Il vero interrogativo non è soltanto dove occorra spendere di più per ottenere la stessa salute. È, preliminarmente, quanto costi rendere effettivo il medesimo diritto alla salute in territori strutturalmente differenti.

La risposta non può essere affidata alla spesa storica, che premia chi ha avuto più servizi e penalizza chi ne è rimasto privo. Non può dipendere dalla capacità fiscale regionale, perché i diritti fondamentali non possono essere proporzionati alla ricchezza del luogo nel quale si nasce. E non può essere rinviata alla mobilità sanitaria, che trasferisce risorse dai sistemi più fragili a quelli già più forti e lascia a casa chi non possiede denaro, relazioni o capacità per partire.

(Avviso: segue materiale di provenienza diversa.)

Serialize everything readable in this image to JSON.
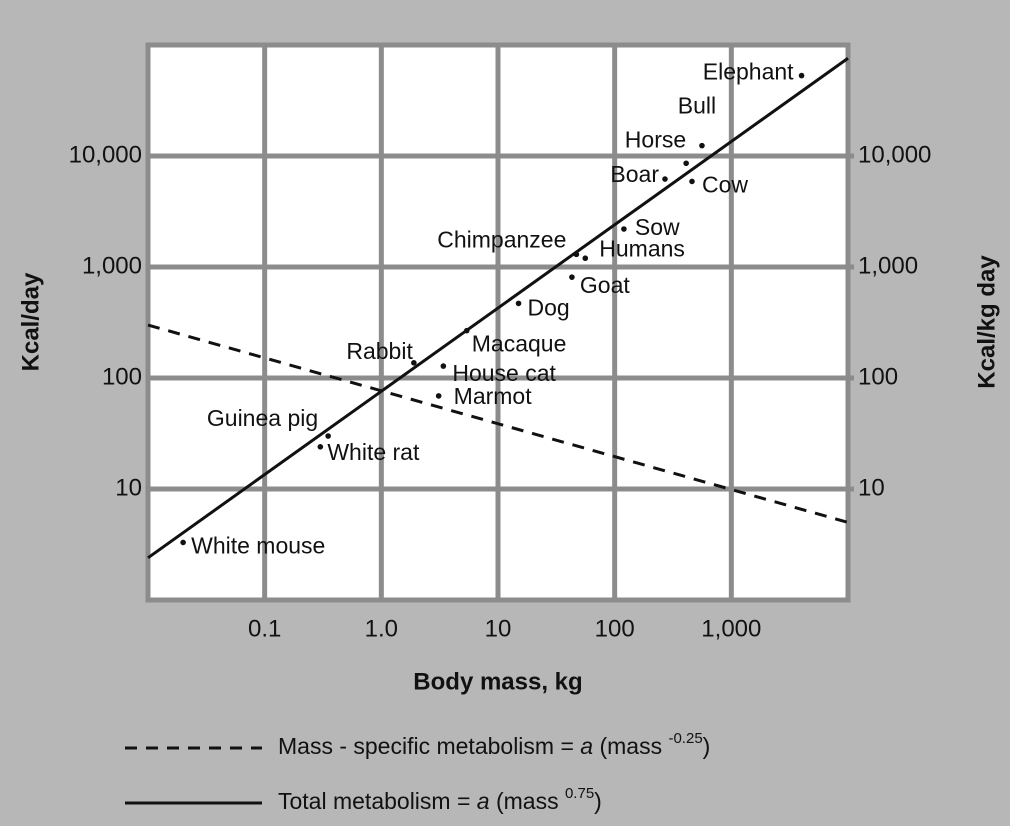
{
  "chart_data": {
    "type": "scatter",
    "x_label": "Body mass, kg",
    "y_label": "Kcal/day",
    "y2_label": "Kcal/kg day",
    "xscale": "log",
    "yscale": "log",
    "xlim": [
      0.01,
      10000
    ],
    "ylim": [
      1,
      100000
    ],
    "y2lim": [
      1,
      100000
    ],
    "xticks": [
      0.1,
      {
        "value": 1,
        "label": "1.0"
      },
      10,
      100,
      {
        "value": 1000,
        "label": "1,000"
      }
    ],
    "yticks": [
      10,
      100,
      {
        "value": 1000,
        "label": "1,000"
      },
      {
        "value": 10000,
        "label": "10,000"
      }
    ],
    "y2ticks": [
      10,
      100,
      {
        "value": 1000,
        "label": "1,000"
      },
      {
        "value": 10000,
        "label": "10,000"
      }
    ],
    "grid": true,
    "point_color": "#111111",
    "labels": [
      "White mouse",
      "White rat",
      "Guinea pig",
      "Rabbit",
      "House cat",
      "Marmot",
      "Macaque",
      "Dog",
      "Chimpanzee",
      "Humans",
      "Goat",
      "Sow",
      "Boar",
      "Cow",
      "Horse",
      "Bull",
      "Elephant"
    ],
    "x": [
      0.02,
      0.3,
      0.35,
      1.9,
      3.4,
      3.1,
      5.4,
      15,
      47,
      56,
      43,
      120,
      270,
      460,
      410,
      560,
      4000
    ],
    "values": [
      3.3,
      24,
      30,
      137,
      128,
      69,
      267,
      470,
      1300,
      1200,
      810,
      2200,
      6200,
      5900,
      8600,
      12400,
      53000
    ],
    "lines": [
      {
        "name": "Mass - specific metabolism = a (mass -0.25)",
        "style": "dashed",
        "axis": "y2",
        "color": "#111111",
        "x": [
          0.01,
          10000
        ],
        "values": [
          300,
          5
        ]
      },
      {
        "name": "Total metabolism = a (mass 0.75)",
        "style": "solid",
        "color": "#111111",
        "x": [
          0.01,
          10000
        ],
        "values": [
          2.4,
          76000
        ]
      }
    ]
  }
}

L’universalismo non consiste nel dichiarare che tutti hanno diritto alle stesse prestazioni. Consiste nel mettere ciascuna persona nella condizione concreta di riceverle.

Per questo l’equità sanitaria richiede una scelta politica prima ancora che statistica: riconoscere che territori diseguali hanno bisogno di risorse diseguali per conseguire risultati eguali. I costi standard devono attribuire un valore attendibile ai diritti; i fabbisogni standard devono misurare le risorse necessarie a garantirli; la perequazione deve assicurare integralmente ciò che le differenti capacità fiscali non possono finanziare.

Senza questa architettura, ogni aspettativa di eguaglianza diventa impossibile. Un Osservatorio che si limita a osservare descrive l’ingiustizia. Un Osservatorio che rileva il vero fabbisogno e obbliga le istituzioni a trarne le conseguenze offre finalmente alla Repubblica gli strumenti per rimuoverla.